2015-10-23



Summerlong by Dean Bakopoulos - (Publisher Summary: A deft and hilarious exploration of the simmering tensions beneath the surface of a contented marriage which explode in the bedrooms and backyards of a small town over the course of a long, hot summer.)

The tense relationship and/or crumbling family novel seems to be a dime a dozen the past couple years. This is one of the good ones. It’s not perfect–the closing chapters of the book are awkward and choppy and the character development is uneven. But most of the story is sexy, appropriately claustrophobic, offbeat, and very, very readable.

Objective Troy: A Terrorist, a President, and the Rise of the Drone by Scott Shane - (Publisher Summary: Objective Troy tells the gripping and unsettling story of Anwar al-Awlaki, the once-celebrated American imam who called for moderation after 9/11, a man who ultimately directed his outsized talents to the mass murder of his fellow citizens. It follows Barack Obama’s campaign against the excesses of the Bush counterterrorism programs and his eventual embrace of the targeted killing of suspected militants. And it recounts how the president directed the mammoth machinery of spy agencies to hunt Awlaki down in a frantic, multi-million-dollar pursuit that would end with the death of Awlaki by a bizarre, robotic technology that is changing warfare—the drone.)

I gave myself a new challenge. I want to start reading at least one nonfiction book per month (or so) about a topic I know nothing, or very little, about. After I listened to a Fresh Air interview about this book, I thought it seemed like a good way to get the ball rolling. This book was fascinating–exhaustively researched and meticulously reported by Shane, who covers terrorism for The New York Times. The content is dense and full of foreign policy nuance that I am, admittedly, not well-versed in, but that’s why I read it. It’s two books in one really: the first about how an American citizen can become radicalized, and the second about the rise of drone warfare in the past decade and the moral balancing act that this new weaponry demands of those who use it. Shane made the multi-layered, murky content as clear as you could hope for–the book was so well-organized, I was never confused about what was happening, when it was happening, or who we were supposed to be following. It sounds obvious, but I’ve a lot of nonfiction that neglects the reader. A loose story structure may still contain interesting facts, but you can’t see the forest for the trees. Luckily, none of that happens here. Shane writes powerfully and candidly, not letting us forget the bigger themes at stake. He closes the book with a nod to the rise of ISIS and leaves the reader, uncomfortably, with that final thought.

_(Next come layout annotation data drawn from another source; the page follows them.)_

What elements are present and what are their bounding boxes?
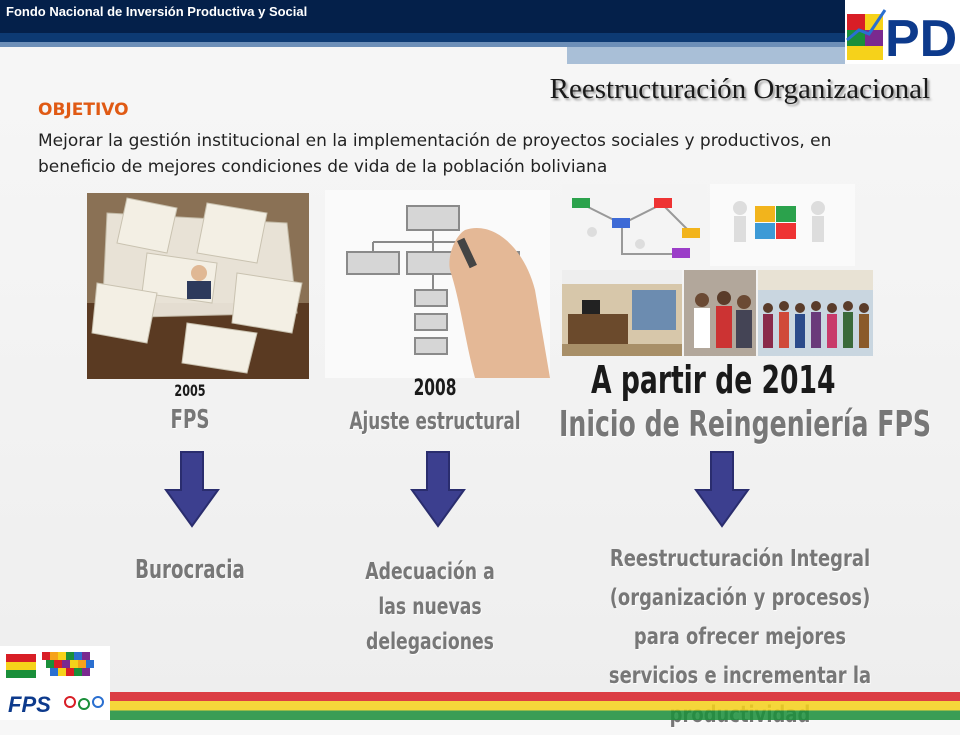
stage-2-label: Ajuste estructural — [349, 407, 521, 435]
stage-2-result: Adecuación a las nuevas delegaciones — [365, 559, 495, 655]
community-photo — [758, 270, 873, 356]
pd-logo — [845, 0, 960, 64]
stage-1-label: FPS — [170, 405, 210, 435]
header-bar — [0, 0, 845, 33]
down-arrow-icon — [694, 450, 750, 528]
objective-heading: OBJETIVO — [38, 100, 129, 120]
stage-2-year: 2008 — [413, 376, 457, 401]
header-stripe — [0, 33, 845, 42]
stage-1-year: 2005 — [174, 381, 206, 400]
fps-logo-text: FPS — [8, 692, 51, 717]
bureaucracy-photo — [87, 193, 309, 379]
pd-logo-graphic — [845, 0, 960, 64]
objective-text: Mejorar la gestión institucional en la implementación de proyectos sociales y productivos, en beneficio de mejores condiciones de vida de la población boliviana — [38, 131, 832, 177]
footer-flag-strip — [110, 692, 960, 720]
stage-3-result: Reestructuración Integral (organización y procesos) para ofrecer mejores servicios e incrementar la — [608, 546, 872, 689]
down-arrow-icon — [410, 450, 466, 528]
people-photo — [684, 270, 756, 356]
down-arrow-icon — [164, 450, 220, 528]
office-photo — [562, 270, 682, 356]
header-stripe — [567, 47, 845, 64]
fps-logo — [0, 646, 110, 720]
org-chart-photo — [325, 190, 550, 378]
org-name: Fondo Nacional de Inversión Productiva y Social — [6, 4, 308, 19]
stage-3-year: A partir de 2014 — [591, 358, 836, 402]
network-figures-image — [562, 184, 707, 266]
logo-text: PD — [885, 10, 958, 64]
puzzle-figures-image — [710, 184, 855, 266]
stage-3-label: Inicio de Reingeniería FPS — [559, 404, 932, 445]
stage-1-result: Burocracia — [135, 555, 245, 585]
page-title: Reestructuración Organizacional — [549, 73, 930, 105]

The Gates of Evangeline by Hester Young - (Publisher Summary: When New York journalist and recently bereaved mother Charlotte “Charlie” Cates begins to experience vivid dreams about children she’s sure that she’s lost her mind. Yet these are not the nightmares of a grieving parent, she soon realizes. They are messages and warnings that will help Charlie and the children she sees, if only she can make sense of them.)

A spooky first half and the Southern Gothic setting really got me into the story. Unfortunately, a predictable ending and a wishy-washy commitment to the supernatural, “I see things in my dreams” storyline left me feeling meh on the whole thing. It had a ton of promise. The premise was original and creepy. The whodunit mystery/suspense was really well-maintained before Young inadvertently gave too much away all at once. It’s too bad. With an unpredictable ending, this book could have really stood out among the suspense novels I’ve read this year.